Die Parteiführung hat keine Lösung für diese Situation. Die versuchen, die Partei irgendwie zusammenzuhalten. Eine strategische Debatte, zum Beispiel über Sinn und Unsinn von Regierungsbeteiligungen, oder gar über grundsätzliche Frag en wie Reformpolitik in Zeiten wirtschaftlicher Krise, findet in der PDS nicht statt. Jede Position, von rechter SPD-Politik über klassische sozialdemokratische Rezepte bis zu alten kommunistischen Positionen fliegt unvermittelt und ohne Klärung durch die Partei.
Biskys Totschlagargument ist, dass sich die PDS nicht zerstritten sondern, einig zeigen soll. Deshalb gibt es keine Debatte, die Krise in der Partei läuft einfach weiter.
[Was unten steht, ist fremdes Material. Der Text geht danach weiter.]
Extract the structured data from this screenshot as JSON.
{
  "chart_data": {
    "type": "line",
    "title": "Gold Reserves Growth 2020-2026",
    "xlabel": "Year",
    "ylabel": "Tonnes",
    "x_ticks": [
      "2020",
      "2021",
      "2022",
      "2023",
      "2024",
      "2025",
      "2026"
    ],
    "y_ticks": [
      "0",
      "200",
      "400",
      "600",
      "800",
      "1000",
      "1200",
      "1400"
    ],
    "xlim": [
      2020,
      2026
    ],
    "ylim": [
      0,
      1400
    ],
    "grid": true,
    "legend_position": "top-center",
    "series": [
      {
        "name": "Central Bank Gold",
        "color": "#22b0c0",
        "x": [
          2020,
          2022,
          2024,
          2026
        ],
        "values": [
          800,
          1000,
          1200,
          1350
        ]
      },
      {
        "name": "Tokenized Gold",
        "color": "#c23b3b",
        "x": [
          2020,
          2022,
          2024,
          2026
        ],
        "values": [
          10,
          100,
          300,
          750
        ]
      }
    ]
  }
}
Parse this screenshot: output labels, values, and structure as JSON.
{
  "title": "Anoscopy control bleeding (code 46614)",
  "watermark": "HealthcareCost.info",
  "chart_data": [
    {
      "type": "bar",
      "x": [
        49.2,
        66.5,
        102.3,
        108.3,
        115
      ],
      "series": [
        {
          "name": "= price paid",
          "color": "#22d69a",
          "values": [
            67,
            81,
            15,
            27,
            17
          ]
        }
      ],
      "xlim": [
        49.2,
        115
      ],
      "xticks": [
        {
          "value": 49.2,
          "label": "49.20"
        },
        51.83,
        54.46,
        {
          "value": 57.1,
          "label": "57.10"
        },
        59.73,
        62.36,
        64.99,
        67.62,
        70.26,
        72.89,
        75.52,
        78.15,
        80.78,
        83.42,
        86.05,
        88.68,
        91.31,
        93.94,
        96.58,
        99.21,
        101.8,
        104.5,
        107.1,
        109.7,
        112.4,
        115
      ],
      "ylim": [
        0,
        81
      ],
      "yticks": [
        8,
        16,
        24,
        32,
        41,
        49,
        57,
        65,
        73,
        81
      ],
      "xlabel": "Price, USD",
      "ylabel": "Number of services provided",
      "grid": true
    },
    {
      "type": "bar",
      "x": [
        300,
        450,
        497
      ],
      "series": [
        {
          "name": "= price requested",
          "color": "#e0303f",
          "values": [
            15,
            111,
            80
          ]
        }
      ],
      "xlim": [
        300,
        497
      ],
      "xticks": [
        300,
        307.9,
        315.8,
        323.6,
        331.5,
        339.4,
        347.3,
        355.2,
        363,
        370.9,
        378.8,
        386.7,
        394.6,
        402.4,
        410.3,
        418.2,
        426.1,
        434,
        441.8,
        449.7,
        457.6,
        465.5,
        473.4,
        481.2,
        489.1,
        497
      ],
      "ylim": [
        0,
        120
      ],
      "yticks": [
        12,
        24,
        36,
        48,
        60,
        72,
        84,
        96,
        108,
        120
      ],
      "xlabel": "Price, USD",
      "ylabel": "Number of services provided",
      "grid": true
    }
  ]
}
Die PDS ist nur noch zu retten, wenn die Mehrheitsverhältnisse in der Partei sich grundlegend ändern. Ich sehe aber in Abwesenheit einer Debatte nicht, wie das in einem innerparteilichen Prozess passieren kann. Nur sehr starker Druck von links kann in der PDS zu Bewegung führen – sowohl auf der Straße als auch durch eine organisatorische, linke Konkurrenz. Das hat ja die PDS immer im Bezug auf die SPD argumentiert – nur Druck von links wird etwas ändern. Jetzt ist die PDS selbst ein Fall dafür.